Evidence-Informed Practical Recommendations for Increasing Physical Activity Among Persons Living With HIV

Jessica L. Montoya; Catherine M. Jankowski; Kelly K. O'Brien; Allison R. Webel; Krisann K. Oursler; Brook L. Henry; David J. Moore; Kristine M. Erlandsong


AIDS. 2019;33(6):931-939. 

In This Article

Environmental Barriers

Environmental barriers to physical activity may be more pronounced among PLWH, such as concern about physical safety.[66] Although fitness centres may be ideal venues for engaging in physical activity, access may be limited by physical and financial accessibility,[67,68] and/or concerns regarding potential stigma related to body image.[54] Thus, when developing a physical activity plan, environmental barriers may need to be considered and solutions for overcoming these barriers may need to be identified (e.g. encouraging outdoor activity, access to indoor facilities such as a shopping mall or short bouts of physical activity throughout the day that do not require gym access or equipment).

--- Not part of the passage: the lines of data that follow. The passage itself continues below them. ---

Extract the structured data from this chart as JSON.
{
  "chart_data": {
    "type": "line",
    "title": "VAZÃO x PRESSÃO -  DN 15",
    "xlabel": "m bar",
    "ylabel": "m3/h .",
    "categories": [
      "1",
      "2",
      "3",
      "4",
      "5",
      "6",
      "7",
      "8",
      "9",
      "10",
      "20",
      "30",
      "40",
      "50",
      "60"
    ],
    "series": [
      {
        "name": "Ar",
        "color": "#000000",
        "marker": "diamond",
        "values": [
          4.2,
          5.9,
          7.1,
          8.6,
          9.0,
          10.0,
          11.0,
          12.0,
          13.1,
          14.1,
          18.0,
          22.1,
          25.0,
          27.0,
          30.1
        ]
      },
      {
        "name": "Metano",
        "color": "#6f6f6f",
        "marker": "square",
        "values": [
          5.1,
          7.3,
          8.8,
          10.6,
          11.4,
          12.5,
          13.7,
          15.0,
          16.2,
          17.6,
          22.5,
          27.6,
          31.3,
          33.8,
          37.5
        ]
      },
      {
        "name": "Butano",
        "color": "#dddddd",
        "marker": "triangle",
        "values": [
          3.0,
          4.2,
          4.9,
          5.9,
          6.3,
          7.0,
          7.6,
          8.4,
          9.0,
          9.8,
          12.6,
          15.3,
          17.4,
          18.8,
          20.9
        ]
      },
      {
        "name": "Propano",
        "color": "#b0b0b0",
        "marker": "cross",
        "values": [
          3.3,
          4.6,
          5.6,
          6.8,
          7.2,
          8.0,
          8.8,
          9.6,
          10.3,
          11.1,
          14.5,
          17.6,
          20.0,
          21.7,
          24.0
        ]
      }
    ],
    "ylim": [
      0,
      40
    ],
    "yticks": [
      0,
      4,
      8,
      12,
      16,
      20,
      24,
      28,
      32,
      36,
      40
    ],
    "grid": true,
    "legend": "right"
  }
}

Collectively, this body of literature on barriers to physical activity among PLWH indicates an interplay of intrapersonal, interpersonal and environmental factors. Considering potential barriers to physical activity and plausible solutions are essential components of a physical activity action plan for PLWH. PLWH may benefit from an individualized approach to promoting physical activity, such as a gradual increase in activity, a different type of physical activity or physical activity environment, additional social support and/or a physical activity prescription that is tailored to the goals, abilities and interests of the individual in order to restore and achieve levels of cardiorespiratory fitness and physical function similar to HIV-uninfected peers.